A look at publicly available records suggests Kilhefner is right. The Coors family does indeed own all voting stock in the company and at least half, perhaps more, of the nonvoting stock, taking in at least $9.5 million in dividends alone each year. The family, as individuals and through the Coors-dominated Castle Rock Foundation (with William and Peter Coors, who also hold the two top executive slots at the brewery, as president and vice president) continues to be a major conduit of funds to such rabidly antigay groups as the Young America's Foundation and the Free Congress Foundation.
The Free Congress Foundation's chairman is Jeffrey Coors, who runs a spin-off company that sells Coors Brewing Co. much of its cardboard and paper packaging ($145 million worth in 1996). Last year Free Congress joined with other groups to file a court brief in the Hawaii same-sex marriage case arguing that gay marriage would be "repugnant to... the laws of nature and nature's God" and quoting 18th century legal scholar William Blackstone's description of sodomy as "an infamous crime against nature."
But none of that seems to be stopping gay groups from lining up at the Coors gravy train as the company--anxious to get into the gay market after two straight years of declining sales--hands out small dollops of cash to queer groups while maintaining it bears no responsibility for the much larger anti-gay donations being made by the family members who run the company and the foundations those family members control.

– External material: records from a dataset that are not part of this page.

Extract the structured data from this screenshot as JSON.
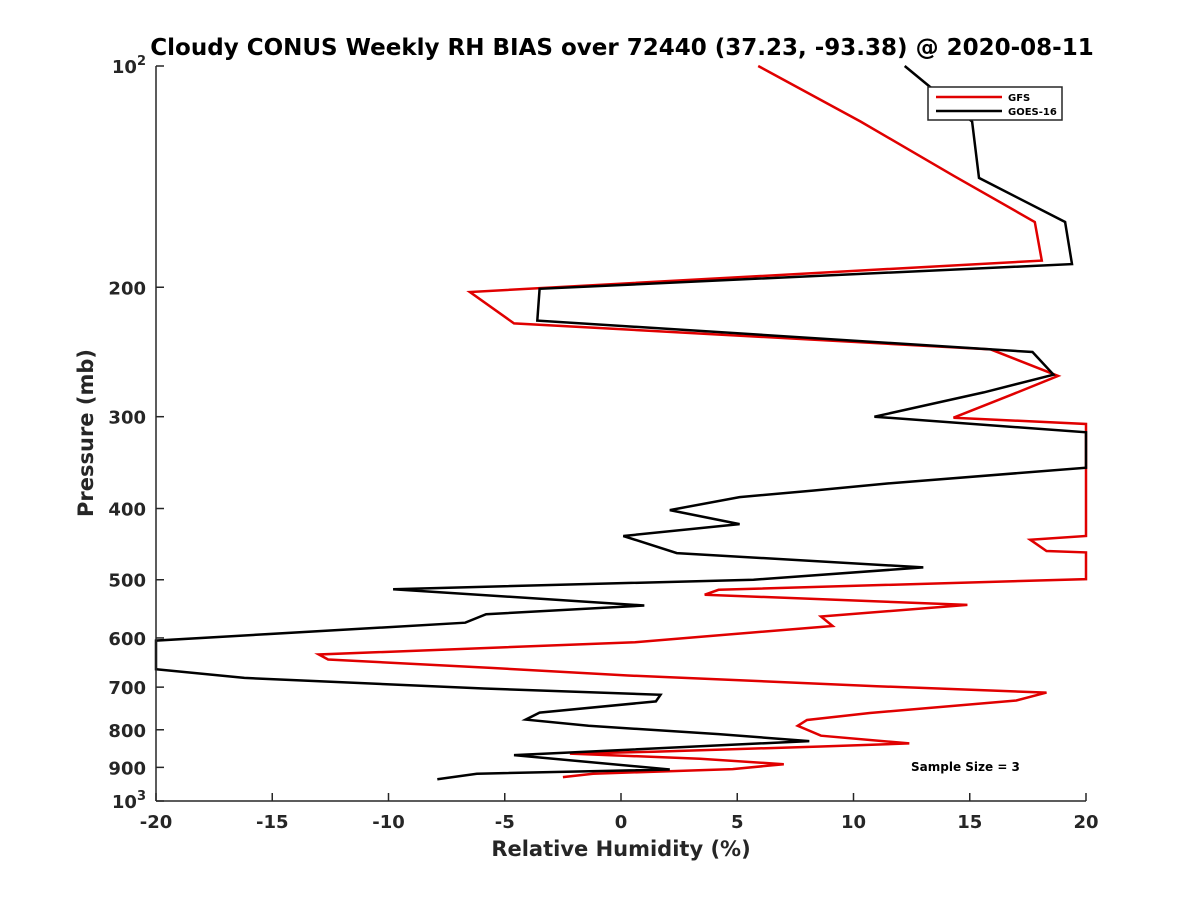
{
  "chart_data": {
    "type": "line",
    "title": "Cloudy CONUS Weekly RH BIAS over 72440 (37.23, -93.38) @ 2020-08-11",
    "xlabel": "Relative Humidity (%)",
    "ylabel": "Pressure (mb)",
    "xlim": [
      -20,
      20
    ],
    "ylim": [
      100,
      1000
    ],
    "y_scale": "log",
    "y_reversed": true,
    "grid": false,
    "legend_position": "top-right",
    "annotation": "Sample Size = 3",
    "x_ticks": [
      "-20",
      "-15",
      "-10",
      "-5",
      "0",
      "5",
      "10",
      "15",
      "20"
    ],
    "y_ticks": [
      {
        "value": 100,
        "base": "10",
        "exp": "2"
      },
      {
        "value": 200,
        "label": "200"
      },
      {
        "value": 300,
        "label": "300"
      },
      {
        "value": 400,
        "label": "400"
      },
      {
        "value": 500,
        "label": "500"
      },
      {
        "value": 600,
        "label": "600"
      },
      {
        "value": 700,
        "label": "700"
      },
      {
        "value": 800,
        "label": "800"
      },
      {
        "value": 900,
        "label": "900"
      },
      {
        "value": 1000,
        "base": "10",
        "exp": "3"
      }
    ],
    "series": [
      {
        "name": "GFS",
        "color": "#e00000",
        "points": [
          [
            5.9,
            100
          ],
          [
            10.3,
            119
          ],
          [
            14.3,
            141
          ],
          [
            17.8,
            163
          ],
          [
            18.1,
            184
          ],
          [
            -6.5,
            203
          ],
          [
            -4.6,
            224
          ],
          [
            15.9,
            243
          ],
          [
            18.8,
            264
          ],
          [
            16.8,
            280
          ],
          [
            14.3,
            301
          ],
          [
            20,
            307
          ],
          [
            20,
            436
          ],
          [
            17.6,
            441
          ],
          [
            18.3,
            457
          ],
          [
            20,
            459
          ],
          [
            20,
            499
          ],
          [
            4.2,
            516
          ],
          [
            3.6,
            524
          ],
          [
            14.9,
            541
          ],
          [
            8.6,
            561
          ],
          [
            9.1,
            578
          ],
          [
            5.6,
            590
          ],
          [
            0.6,
            608
          ],
          [
            -13,
            632
          ],
          [
            -12.6,
            642
          ],
          [
            -5.6,
            659
          ],
          [
            0.3,
            675
          ],
          [
            11.0,
            698
          ],
          [
            18.3,
            712
          ],
          [
            17.0,
            730
          ],
          [
            10.7,
            759
          ],
          [
            8.0,
            776
          ],
          [
            7.6,
            790
          ],
          [
            8.6,
            815
          ],
          [
            12.4,
            835
          ],
          [
            8.6,
            843
          ],
          [
            1.4,
            857
          ],
          [
            -2.2,
            862
          ],
          [
            3.4,
            876
          ],
          [
            7.0,
            891
          ],
          [
            4.8,
            905
          ],
          [
            -1.2,
            918
          ],
          [
            -2.5,
            928
          ]
        ]
      },
      {
        "name": "GOES-16",
        "color": "#000000",
        "points": [
          [
            12.2,
            100
          ],
          [
            15.1,
            119
          ],
          [
            15.4,
            142
          ],
          [
            19.1,
            163
          ],
          [
            19.4,
            186
          ],
          [
            -3.5,
            201
          ],
          [
            -3.6,
            222
          ],
          [
            17.7,
            245
          ],
          [
            18.6,
            263
          ],
          [
            15.6,
            278
          ],
          [
            10.9,
            300
          ],
          [
            20,
            315
          ],
          [
            20,
            352
          ],
          [
            11.4,
            370
          ],
          [
            8.3,
            378
          ],
          [
            5.1,
            386
          ],
          [
            2.1,
            402
          ],
          [
            5.1,
            420
          ],
          [
            0.1,
            436
          ],
          [
            2.4,
            460
          ],
          [
            13,
            481
          ],
          [
            5.7,
            500
          ],
          [
            -9.8,
            515
          ],
          [
            1.0,
            542
          ],
          [
            -5.8,
            557
          ],
          [
            -6.7,
            572
          ],
          [
            -20,
            605
          ],
          [
            -20,
            662
          ],
          [
            -16.2,
            680
          ],
          [
            -5.9,
            703
          ],
          [
            1.7,
            717
          ],
          [
            1.5,
            732
          ],
          [
            -3.5,
            758
          ],
          [
            -4.1,
            775
          ],
          [
            -1.4,
            790
          ],
          [
            4.2,
            811
          ],
          [
            8.1,
            829
          ],
          [
            -4.6,
            866
          ],
          [
            2.1,
            906
          ],
          [
            -6.2,
            918
          ],
          [
            -7.9,
            934
          ]
        ]
      }
    ]
  }
}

Even in San Francisco, one of the last major bastions of resistance, organizers of the drive to build a $2.5 million lesbian and gay community center were ready to accept Coors sponsorship of a fundraiser without bothering to even check with community activists who might object or with experts on the radical right--until this reporter, working on a story for the San Francisco Bay Times, began asking unpleasant questions. Meanwhile, a local bar rag called Hype ran a full-page Coors ad on the back cover of its June issue, while inside it reprinted a story from San Jose's OutNow whose only apparent source was a single Coors employee--and which, not surprisingly, hyped the company's plusses while brushing aside "rumored support for anti-gay causes."
Al Ross, who follows the extreme right for the Center for Democracy Studies, a project of The Nation Institute, affiliated with The Nation magazine, is appalled that so many in the gay community want to reconcile with Coors. "Coors is really bad news," he says, adding that after "40 years of backing fascism and terror" it is absurd to believe the company has had a true change of heart. "You'd have to be deliberately naive to believe that."
One cynic who sat through the L.A. meeting summed it up more bluntly, quoting J.R. Ewing, the sleazebag character from the TV show "Dallas": "Once you give up integrity, the rest is a piece of cake."